Nul ne l’orra qui de bon cueur ne rye.
Voyant qu’il n’a dont payer son escot,
Sans le conseil de Bede ou de Lescot,
Il s’advisa marchant se contrefaire
De gras pourceaulx, et, pour mieulx son cas faire,
Quant arriva, à l’hostesse il a dit
Que bien soubdain, sans aucun contredit,
On espandist force bled ou aveine
Emmy la cour, pour pourceaulx qu’on ameine
Bien ung millier, dont il se dit marchant.

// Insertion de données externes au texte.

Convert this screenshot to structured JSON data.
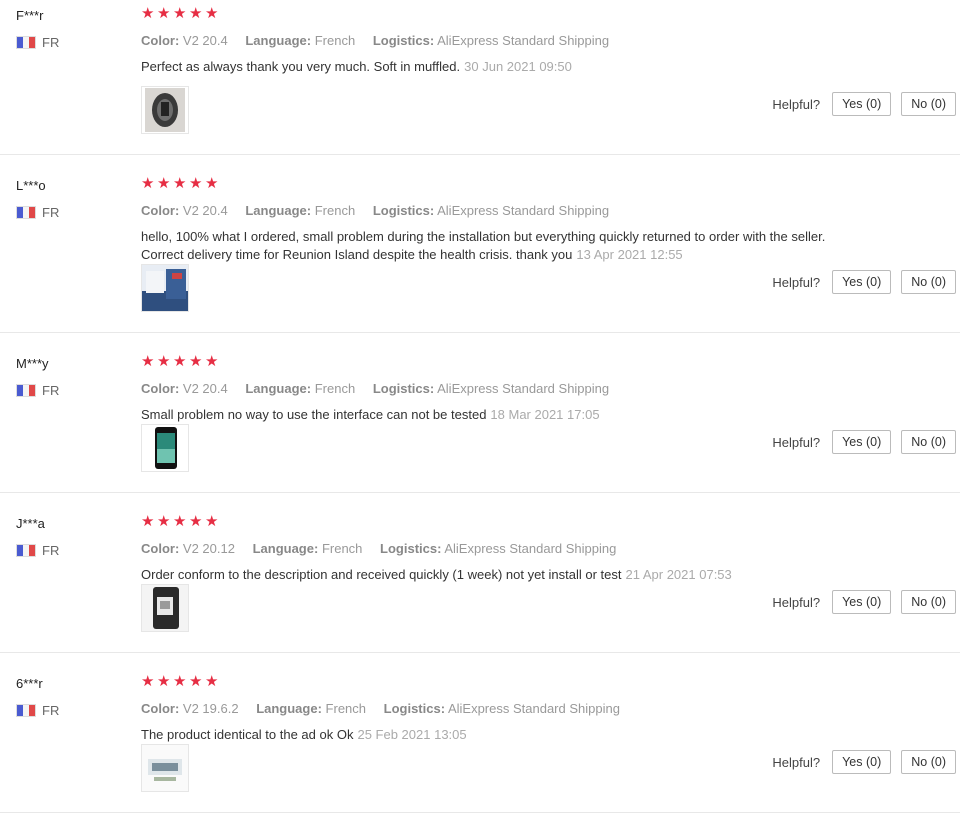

Ce qui fut fait, mais ne fut si meschant
Que cependant n’ayt bien sa repeuë prinse,
Et son cheval ; puis, sans autre reprinse,
Quant eut disné, semble luy ennuyer
Qu’ilz ne venoient : donc pour desennuyer,
Il fist semblant vouloir aller encontre
Sur son cheval, que soubdain il rencontre
Enharnasché, car nully ne doubtoit
Que fust Faifeu, mais pour vray ce l’estoit.
Qui s’en alla sans payer sa despense,
Car pas n’avoit le denier ; mais je pense,
S’il en eust eu, voulentiers eust poyé :
Quant en avoit, tout estoit desployé.
L’hoste s’attend avoir des pourceaulx houstes.
Mais les avoir fust encore aux escouttes,
Et si fallut tout son bled reserrer
Le lendemain, dont en eust d’enserrer.
Ainsi Faifeu leur monstra de ses gestes.
Esprit subtil à besoing vault Digeste.